Franklin is content with his quiet life on the farm and in the wilderness, but increasingly curious about where he came from. When his birth father, a wretched alcoholic who lives in a nearby mill town, writes that he is dying and wants to see the boy, Franklin reluctantly travels to his dilapidated boardinghouse. His father, who has bitterly disappointed him many times in the past, asks Franklin to take him on a trek into the nearby mountains and bury him sitting upright "in the warrior way." Franklin reluctantly agrees to do so.
During their brief, excruciating journey, his father tells him several poignant stories about his war experience and the boy's long-dead mother, which are hard to listen to but help the son accept his father, and more profoundly, the mystery of life and death. The descriptions of the father's dying hours are both graphic and poignant, and Franklin's struggle to take in what he learns is simply but beautifully drawn. Wagemese is a marvelous writer, and this is a treasure of a book.
PAMELA MILLER
Raising Wild
By Michael P. Branch. (Roost Books, 279 pages, $26.95.)

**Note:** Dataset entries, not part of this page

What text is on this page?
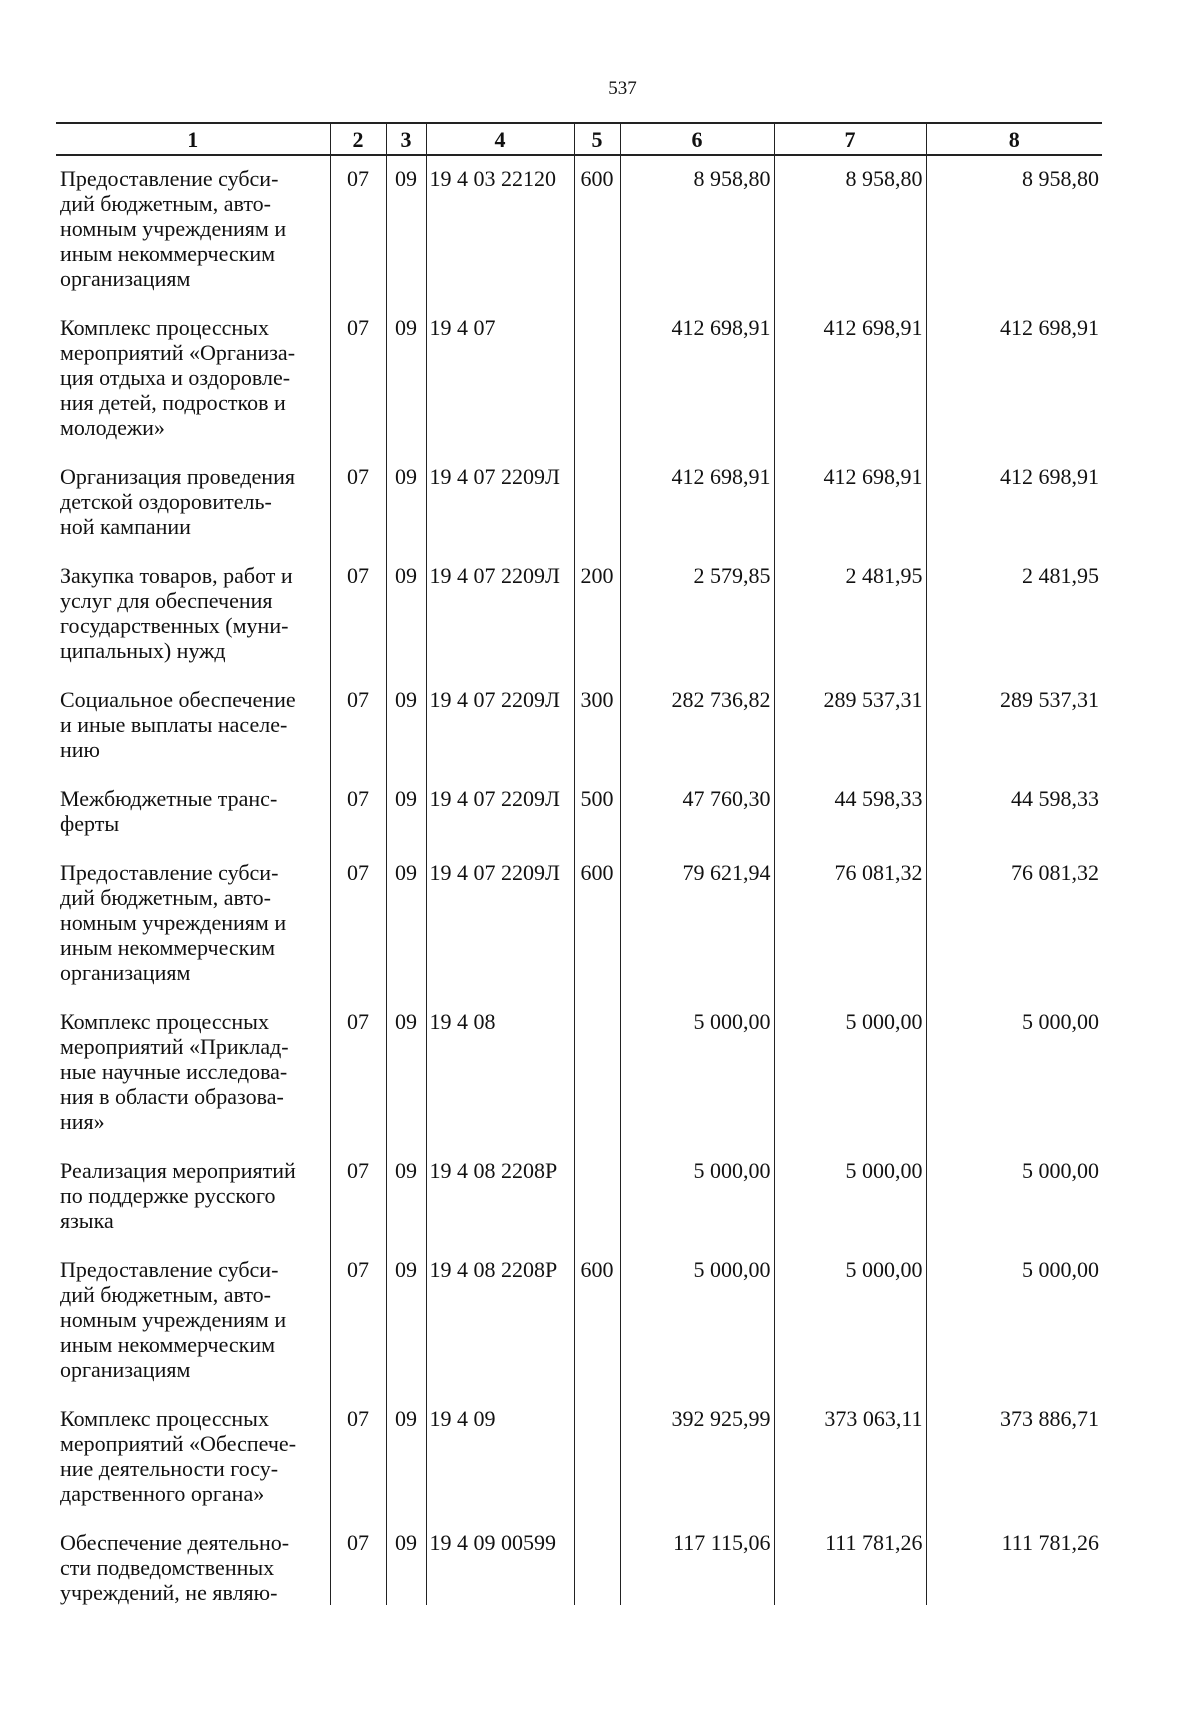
537
1	2	3	4	5	6	7	8
Предоставление субси-
дий бюджетным, авто-
номным учреждениям и
иным некоммерческим
организациям	07	09	19 4 03 22120	600	8 958,80	8 958,80	8 958,80
Комплекс процессных
мероприятий «Организа-
ция отдыха и оздоровле-
ния детей, подростков и
молодежи»	07	09	19 4 07		412 698,91	412 698,91	412 698,91
Организация проведения
детской оздоровитель-
ной кампании	07	09	19 4 07 2209Л		412 698,91	412 698,91	412 698,91
Закупка товаров, работ и
услуг для обеспечения
государственных (муни-
ципальных) нужд	07	09	19 4 07 2209Л	200	2 579,85	2 481,95	2 481,95
Социальное обеспечение
и иные выплаты населе-
нию	07	09	19 4 07 2209Л	300	282 736,82	289 537,31	289 537,31
Межбюджетные транс-
ферты	07	09	19 4 07 2209Л	500	47 760,30	44 598,33	44 598,33
Предоставление субси-
дий бюджетным, авто-
номным учреждениям и
иным некоммерческим
организациям	07	09	19 4 07 2209Л	600	79 621,94	76 081,32	76 081,32
Комплекс процессных
мероприятий «Приклад-
ные научные исследова-
ния в области образова-
ния»	07	09	19 4 08		5 000,00	5 000,00	5 000,00
Реализация мероприятий
по поддержке русского
языка	07	09	19 4 08 2208Р		5 000,00	5 000,00	5 000,00
Предоставление субси-
дий бюджетным, авто-
номным учреждениям и
иным некоммерческим
организациям	07	09	19 4 08 2208Р	600	5 000,00	5 000,00	5 000,00
Комплекс процессных
мероприятий «Обеспече-
ние деятельности госу-
дарственного органа»	07	09	19 4 09		392 925,99	373 063,11	373 886,71
Обеспечение деятельно-
сти подведомственных
учреждений, не являю-	07	09	19 4 09 00599		117 115,06	111 781,26	111 781,26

The conceit of this book is encapsulated in the title. Author Michael Branch moves with his family to a remote ridge in the high plateau of northwestern Nevada. It's wild, and that's where he and his wife raise two daughters.
Thus this is both a book about adapting to relative wilderness and about raising daughters in the wilds. Their neighbors are antelope, rattlers and packrats, rather than humans.